Wednesday, September 3, 2008
Moving Right Along...
The CCAA has finished the placement of children for the families whose adoption application documents were registered with their office before February 9, 2006.
The CCAA has finished the review of the adoption application documents (dossiers) registered with their office before January 31, 2007.
Every child that is placed puts us one step closer to our child.
I am getting acclimated to my new job. I am really enjoying my role.
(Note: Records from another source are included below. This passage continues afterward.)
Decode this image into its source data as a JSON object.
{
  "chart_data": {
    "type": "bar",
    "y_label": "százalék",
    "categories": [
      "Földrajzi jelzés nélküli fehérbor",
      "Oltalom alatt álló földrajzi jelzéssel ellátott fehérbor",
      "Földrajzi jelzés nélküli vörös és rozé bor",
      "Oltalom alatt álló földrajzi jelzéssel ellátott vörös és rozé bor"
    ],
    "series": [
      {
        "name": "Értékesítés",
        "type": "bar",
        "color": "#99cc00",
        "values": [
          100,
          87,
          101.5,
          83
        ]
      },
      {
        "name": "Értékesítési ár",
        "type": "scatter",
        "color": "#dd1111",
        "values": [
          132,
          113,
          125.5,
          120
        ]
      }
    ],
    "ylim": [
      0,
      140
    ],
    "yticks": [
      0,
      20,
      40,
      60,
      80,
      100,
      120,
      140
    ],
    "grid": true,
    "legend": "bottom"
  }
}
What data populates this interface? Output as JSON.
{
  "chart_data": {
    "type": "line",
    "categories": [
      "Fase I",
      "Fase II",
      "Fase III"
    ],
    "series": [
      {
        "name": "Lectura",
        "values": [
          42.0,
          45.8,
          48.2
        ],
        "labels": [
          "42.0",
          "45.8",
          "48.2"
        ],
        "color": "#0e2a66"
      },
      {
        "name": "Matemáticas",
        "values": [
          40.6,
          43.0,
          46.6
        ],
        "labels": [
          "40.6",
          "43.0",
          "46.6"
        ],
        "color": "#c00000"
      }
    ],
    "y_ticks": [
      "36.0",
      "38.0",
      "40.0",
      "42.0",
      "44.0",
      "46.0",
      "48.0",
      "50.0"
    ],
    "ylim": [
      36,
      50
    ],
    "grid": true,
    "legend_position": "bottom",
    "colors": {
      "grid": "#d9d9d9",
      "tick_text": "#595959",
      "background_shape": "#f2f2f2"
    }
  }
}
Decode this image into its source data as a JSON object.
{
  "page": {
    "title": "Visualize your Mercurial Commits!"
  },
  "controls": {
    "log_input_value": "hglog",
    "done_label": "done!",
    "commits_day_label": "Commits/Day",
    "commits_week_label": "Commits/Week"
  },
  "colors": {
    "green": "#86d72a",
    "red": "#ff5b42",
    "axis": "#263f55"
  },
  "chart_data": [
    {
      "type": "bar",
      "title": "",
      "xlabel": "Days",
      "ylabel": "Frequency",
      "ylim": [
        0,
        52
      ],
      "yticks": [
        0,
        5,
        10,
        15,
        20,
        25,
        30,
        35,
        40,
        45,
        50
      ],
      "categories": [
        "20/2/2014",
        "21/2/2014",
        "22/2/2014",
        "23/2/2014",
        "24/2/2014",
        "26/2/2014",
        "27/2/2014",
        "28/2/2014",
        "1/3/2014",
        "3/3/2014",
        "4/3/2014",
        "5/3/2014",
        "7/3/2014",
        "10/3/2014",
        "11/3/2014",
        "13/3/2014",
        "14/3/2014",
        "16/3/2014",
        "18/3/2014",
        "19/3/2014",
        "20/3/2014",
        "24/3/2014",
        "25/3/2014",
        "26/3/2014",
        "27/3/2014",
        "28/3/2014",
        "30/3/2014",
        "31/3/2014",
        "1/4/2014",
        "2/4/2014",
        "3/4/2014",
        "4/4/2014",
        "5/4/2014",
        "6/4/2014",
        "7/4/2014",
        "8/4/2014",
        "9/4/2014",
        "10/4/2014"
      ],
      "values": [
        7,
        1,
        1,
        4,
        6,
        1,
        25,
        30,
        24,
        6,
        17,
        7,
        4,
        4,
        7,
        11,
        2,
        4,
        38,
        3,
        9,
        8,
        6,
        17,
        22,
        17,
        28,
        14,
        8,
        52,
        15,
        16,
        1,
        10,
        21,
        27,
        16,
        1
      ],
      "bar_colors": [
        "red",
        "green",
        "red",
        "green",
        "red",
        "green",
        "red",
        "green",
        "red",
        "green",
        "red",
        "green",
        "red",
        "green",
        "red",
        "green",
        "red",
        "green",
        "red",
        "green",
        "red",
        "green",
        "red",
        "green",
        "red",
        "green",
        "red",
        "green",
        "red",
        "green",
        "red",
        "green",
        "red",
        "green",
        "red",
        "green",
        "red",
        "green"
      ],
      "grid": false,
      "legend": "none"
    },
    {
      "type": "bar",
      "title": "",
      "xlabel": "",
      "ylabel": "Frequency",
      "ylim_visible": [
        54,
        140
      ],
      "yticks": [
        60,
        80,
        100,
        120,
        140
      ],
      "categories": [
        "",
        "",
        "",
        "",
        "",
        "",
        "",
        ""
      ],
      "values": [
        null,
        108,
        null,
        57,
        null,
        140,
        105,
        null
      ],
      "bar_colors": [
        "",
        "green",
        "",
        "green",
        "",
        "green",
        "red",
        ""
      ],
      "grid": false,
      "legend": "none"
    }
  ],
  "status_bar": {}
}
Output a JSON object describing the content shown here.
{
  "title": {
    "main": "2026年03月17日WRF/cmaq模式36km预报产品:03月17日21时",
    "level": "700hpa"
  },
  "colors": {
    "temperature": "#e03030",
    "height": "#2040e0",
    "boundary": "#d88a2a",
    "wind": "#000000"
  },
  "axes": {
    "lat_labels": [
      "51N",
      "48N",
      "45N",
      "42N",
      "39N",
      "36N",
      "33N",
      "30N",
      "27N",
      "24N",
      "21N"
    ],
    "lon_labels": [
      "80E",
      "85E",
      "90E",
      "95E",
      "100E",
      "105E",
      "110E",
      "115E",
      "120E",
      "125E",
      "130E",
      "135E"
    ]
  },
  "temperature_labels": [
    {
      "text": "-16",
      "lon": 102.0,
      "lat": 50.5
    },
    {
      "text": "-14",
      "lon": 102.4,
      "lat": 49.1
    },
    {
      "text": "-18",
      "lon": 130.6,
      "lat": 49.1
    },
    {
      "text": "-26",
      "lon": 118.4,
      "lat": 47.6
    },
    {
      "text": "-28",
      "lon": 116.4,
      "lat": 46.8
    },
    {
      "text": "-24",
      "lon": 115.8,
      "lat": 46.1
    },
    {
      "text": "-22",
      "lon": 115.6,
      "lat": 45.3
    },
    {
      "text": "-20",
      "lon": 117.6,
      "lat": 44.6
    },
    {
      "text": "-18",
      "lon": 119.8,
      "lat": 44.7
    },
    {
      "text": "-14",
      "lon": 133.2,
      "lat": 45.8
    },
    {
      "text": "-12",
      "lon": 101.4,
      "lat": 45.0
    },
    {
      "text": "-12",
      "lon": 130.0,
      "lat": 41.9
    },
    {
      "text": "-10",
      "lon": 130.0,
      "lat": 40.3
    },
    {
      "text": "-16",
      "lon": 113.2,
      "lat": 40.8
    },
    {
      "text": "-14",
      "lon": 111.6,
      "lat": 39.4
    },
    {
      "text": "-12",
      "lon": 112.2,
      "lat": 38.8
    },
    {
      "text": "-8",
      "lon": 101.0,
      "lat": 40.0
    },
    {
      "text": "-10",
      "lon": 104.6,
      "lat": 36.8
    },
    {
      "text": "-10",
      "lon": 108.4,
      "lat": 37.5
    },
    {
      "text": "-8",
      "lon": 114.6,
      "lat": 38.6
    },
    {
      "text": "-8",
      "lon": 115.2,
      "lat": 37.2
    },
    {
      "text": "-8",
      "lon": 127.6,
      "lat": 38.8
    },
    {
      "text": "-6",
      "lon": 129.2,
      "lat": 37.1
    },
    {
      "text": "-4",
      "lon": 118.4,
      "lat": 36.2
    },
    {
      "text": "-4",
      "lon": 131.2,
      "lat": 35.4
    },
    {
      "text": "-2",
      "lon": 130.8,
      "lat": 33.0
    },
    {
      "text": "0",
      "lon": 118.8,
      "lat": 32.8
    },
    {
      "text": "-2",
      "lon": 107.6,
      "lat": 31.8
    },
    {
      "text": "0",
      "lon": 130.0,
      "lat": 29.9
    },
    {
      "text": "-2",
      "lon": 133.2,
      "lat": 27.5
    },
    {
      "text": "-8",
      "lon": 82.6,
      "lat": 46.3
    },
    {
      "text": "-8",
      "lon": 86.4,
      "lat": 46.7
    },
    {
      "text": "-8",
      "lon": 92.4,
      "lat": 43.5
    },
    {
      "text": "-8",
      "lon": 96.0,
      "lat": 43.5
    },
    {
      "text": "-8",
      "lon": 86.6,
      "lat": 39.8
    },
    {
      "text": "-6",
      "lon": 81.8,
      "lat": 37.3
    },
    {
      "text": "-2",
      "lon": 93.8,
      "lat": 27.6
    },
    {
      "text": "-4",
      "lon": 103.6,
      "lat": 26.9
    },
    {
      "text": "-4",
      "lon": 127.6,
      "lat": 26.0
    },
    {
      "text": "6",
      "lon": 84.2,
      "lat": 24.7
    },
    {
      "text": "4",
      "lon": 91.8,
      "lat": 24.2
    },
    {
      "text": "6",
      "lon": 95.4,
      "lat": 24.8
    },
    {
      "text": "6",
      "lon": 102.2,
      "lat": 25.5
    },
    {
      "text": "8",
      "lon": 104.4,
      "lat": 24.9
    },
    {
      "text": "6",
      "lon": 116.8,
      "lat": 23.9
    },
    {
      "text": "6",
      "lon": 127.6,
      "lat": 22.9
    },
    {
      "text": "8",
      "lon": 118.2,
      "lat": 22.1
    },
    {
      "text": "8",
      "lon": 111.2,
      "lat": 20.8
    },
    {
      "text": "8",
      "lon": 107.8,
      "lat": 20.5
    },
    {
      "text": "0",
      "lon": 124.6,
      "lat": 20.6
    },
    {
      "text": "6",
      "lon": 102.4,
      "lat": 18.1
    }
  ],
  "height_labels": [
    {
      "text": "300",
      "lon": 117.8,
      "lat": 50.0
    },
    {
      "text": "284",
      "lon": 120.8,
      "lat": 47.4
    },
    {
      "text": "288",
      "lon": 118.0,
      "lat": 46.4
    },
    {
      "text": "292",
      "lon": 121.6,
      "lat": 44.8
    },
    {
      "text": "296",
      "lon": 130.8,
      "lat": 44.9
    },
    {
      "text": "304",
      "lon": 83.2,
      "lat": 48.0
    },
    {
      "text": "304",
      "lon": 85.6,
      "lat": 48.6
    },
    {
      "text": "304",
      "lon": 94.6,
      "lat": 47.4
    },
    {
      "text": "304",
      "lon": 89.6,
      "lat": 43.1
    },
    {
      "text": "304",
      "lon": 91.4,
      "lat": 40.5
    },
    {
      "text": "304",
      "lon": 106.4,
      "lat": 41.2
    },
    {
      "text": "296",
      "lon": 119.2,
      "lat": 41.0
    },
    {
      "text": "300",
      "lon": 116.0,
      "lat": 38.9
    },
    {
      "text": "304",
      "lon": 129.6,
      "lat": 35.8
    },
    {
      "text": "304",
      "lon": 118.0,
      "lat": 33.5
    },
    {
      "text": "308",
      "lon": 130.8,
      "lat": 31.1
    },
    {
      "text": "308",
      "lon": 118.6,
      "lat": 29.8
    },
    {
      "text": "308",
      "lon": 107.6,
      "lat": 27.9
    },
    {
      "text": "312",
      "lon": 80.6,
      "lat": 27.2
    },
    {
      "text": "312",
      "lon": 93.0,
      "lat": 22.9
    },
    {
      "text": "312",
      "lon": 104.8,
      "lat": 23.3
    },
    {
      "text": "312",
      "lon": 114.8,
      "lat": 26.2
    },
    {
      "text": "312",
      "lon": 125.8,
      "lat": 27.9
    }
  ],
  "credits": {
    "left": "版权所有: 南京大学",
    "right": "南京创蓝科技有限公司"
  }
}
Wednesday, August 27, 2008
Away too Long...
I know many of you are wondering where in the world have I been. Well, I started a new job at the beginning of July and have been trying to get acclimated to five days a week instead of three twelve hour shifts (or should I say 14 or 16 hour shifts). I absolutely love my new job. The people are so warm and inviting. There is a true desire for success and a genuine care and concern for the employees. I know without a doubt that this was the move I was suppose to make. David is longing for the day I get into a routine, but nonetheless he supports all my endeavors with love.
As far as our adoption goes...still no news for us on the horizon, but it is about 2 years too soon. The wait time is around 30 months right now. So we are looking at the Fall of 2010 to hopefully travel and hold our daughter for the first time. It could be sooner or later than this estimate, but either way...we know it will be the perfect timing so that we are able to bring our God given child home. The Olympic games were always on at our house. I lost a great deal of sleep while they were on. It was amazing to catch some glimpses of our daughter's culture. David and I long to walk the streets, smell the smells, and take in all the sounds and sites of China. At times it was hard to contain myself during the Olympics. We both wanted to rush over to China (as if it is only a hop, skip, and a jump away) just to be in our daughter's country. I have purchased the opening ceremony DVD and plan to share it with our daughter one day. I have also gathered little trinkets for her related to her culture over the past year. I bought three books that help teach colors, shapes, and numbers. Each book has an Asian theme to it. I love them. They are brightly colored with wonderful pictures. I cannot wait to read them to our daughter.